И вот тут Ася, выделяя каждое слово и даже наклонившись вперед, как для броска, спросила.

– А что в таком случае делают десять книжек под твоей фамилией в кабинете директора?

Слава никак не среагировал на разоблачение. Пригубил из кружки черной заварки и пожал плечами.

– Был в моей жизни такой момент. Деньги, понимаешь ли, требовались. Ну и написал кучу хлама. Что дальше? Кстати, детективы я потому и не люблю, что самому их приходилось писать. Что тут странного?

– Какого хрена ты, писатель, торчишь в этой охране? – Ася буквально кипела от возмущения.
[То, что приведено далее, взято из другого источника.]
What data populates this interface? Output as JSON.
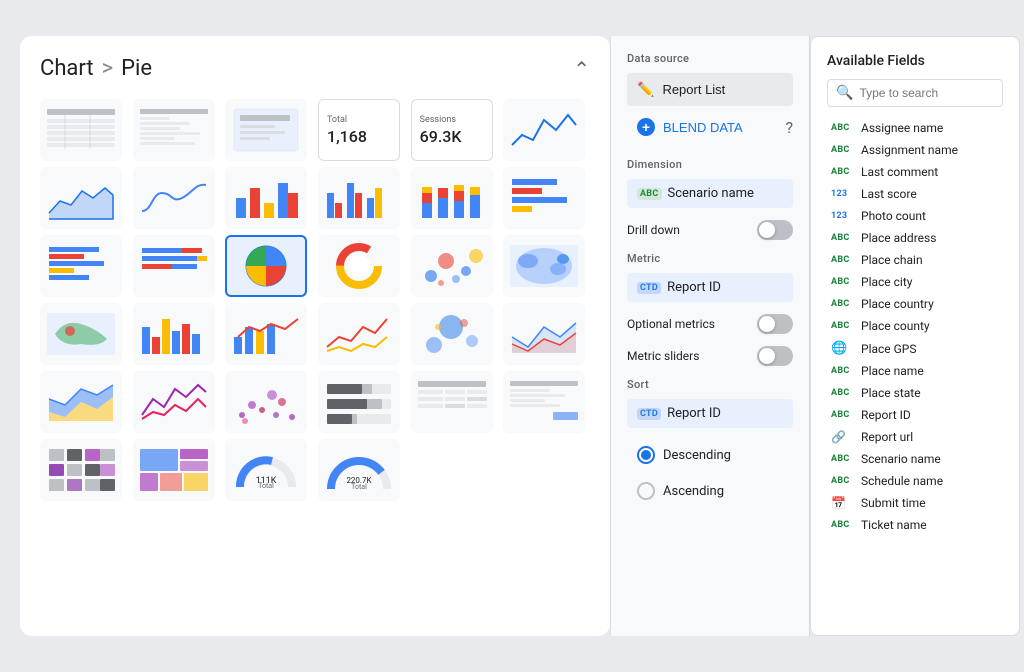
{
  "chartPanel": {
    "title": "Chart",
    "separator": ">",
    "current": "Pie",
    "stats": [
      {
        "label": "Total",
        "value": "1,168"
      },
      {
        "label": "Sessions",
        "value": "69.3K"
      }
    ]
  },
  "configPanel": {
    "dataSourceLabel": "Data source",
    "dataSourceName": "Report List",
    "blendLabel": "BLEND DATA",
    "dimensionLabel": "Dimension",
    "dimensionField": "Scenario name",
    "dimensionType": "ABC",
    "drillDownLabel": "Drill down",
    "metricLabel": "Metric",
    "metricField": "Report ID",
    "metricType": "CTD",
    "optionalMetricsLabel": "Optional metrics",
    "metricSlidersLabel": "Metric sliders",
    "sortLabel": "Sort",
    "sortField": "Report ID",
    "sortType": "CTD",
    "descendingLabel": "Descending",
    "ascendingLabel": "Ascending"
  },
  "fieldsPanel": {
    "title": "Available Fields",
    "searchPlaceholder": "Type to search",
    "fields": [
      {
        "type": "ABC",
        "name": "Assignee name",
        "typeClass": "abc"
      },
      {
        "type": "ABC",
        "name": "Assignment name",
        "typeClass": "abc"
      },
      {
        "type": "ABC",
        "name": "Last comment",
        "typeClass": "abc"
      },
      {
        "type": "123",
        "name": "Last score",
        "typeClass": "num"
      },
      {
        "type": "123",
        "name": "Photo count",
        "typeClass": "num"
      },
      {
        "type": "ABC",
        "name": "Place address",
        "typeClass": "abc"
      },
      {
        "type": "ABC",
        "name": "Place chain",
        "typeClass": "abc"
      },
      {
        "type": "ABC",
        "name": "Place city",
        "typeClass": "abc"
      },
      {
        "type": "ABC",
        "name": "Place country",
        "typeClass": "abc"
      },
      {
        "type": "ABC",
        "name": "Place county",
        "typeClass": "abc"
      },
      {
        "type": "GPS",
        "name": "Place GPS",
        "typeClass": "icon"
      },
      {
        "type": "ABC",
        "name": "Place name",
        "typeClass": "abc"
      },
      {
        "type": "ABC",
        "name": "Place state",
        "typeClass": "abc"
      },
      {
        "type": "ABC",
        "name": "Report ID",
        "typeClass": "abc"
      },
      {
        "type": "URL",
        "name": "Report url",
        "typeClass": "link"
      },
      {
        "type": "ABC",
        "name": "Scenario name",
        "typeClass": "abc"
      },
      {
        "type": "ABC",
        "name": "Schedule name",
        "typeClass": "abc"
      },
      {
        "type": "CAL",
        "name": "Submit time",
        "typeClass": "cal"
      },
      {
        "type": "ABC",
        "name": "Ticket name",
        "typeClass": "abc"
      }
    ]
  }
}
Потом на мгновенье запнулась и буквально просияла от догадки.

– А! Ты это… как говориться… характеры собираешь…

Слава негромко засмеялся – такого смеха она еще не слышала.

– Глупая девочка… если я когда-то что-то написал, это не значит, что я всю жизнь буду этим заниматься. Хорошо, если тебе так нравиться – считай меня писателем. Ну, ты меня не будешь больше поднимать на свой уровень? Разрешишь мне остаться на моем? Я подозреваю, что твой уровень – это очень хлопотно. Деньги вообще плохо. Если они заработаны почти что честным трудом, то это крайне хлопотно и нервно. А если они достались на халяву, то еще хуже. Мало того, что бедный счастливчик может тупо спиться, так они еще и развращают, убивают вкус к жизни.

Я тебе предлагаю компромисс – ты считаешься подругой известного писателя, а я спокойно сижу в охране. Я даже буду писать, чтобы ты не сомневалась, что подруга писателя. Все равно мою писанину никто печатать не будет. Впрочем, публикации – самое последнее из того, что меня волнует.

– Дай-ка мне водочки, что ли… под ложку красной икры… у меня от твоих взглядов мозг плавится… ну – пробормотала она, набив рот икрой. – так что тебя волнует?

– Ну вот в данный момент меня волнует – что Светика надо домой отправить, а она совсем не ходячая.

– И больше ничего?

– Больше ничего.

– Совсем ничего?

– Совсем – совсем ничего. Хотя… если мне не заплатят, то будет большой облом. Да, точно, вот это меня очень волнует. Да, ура. Нашли тему для волнения.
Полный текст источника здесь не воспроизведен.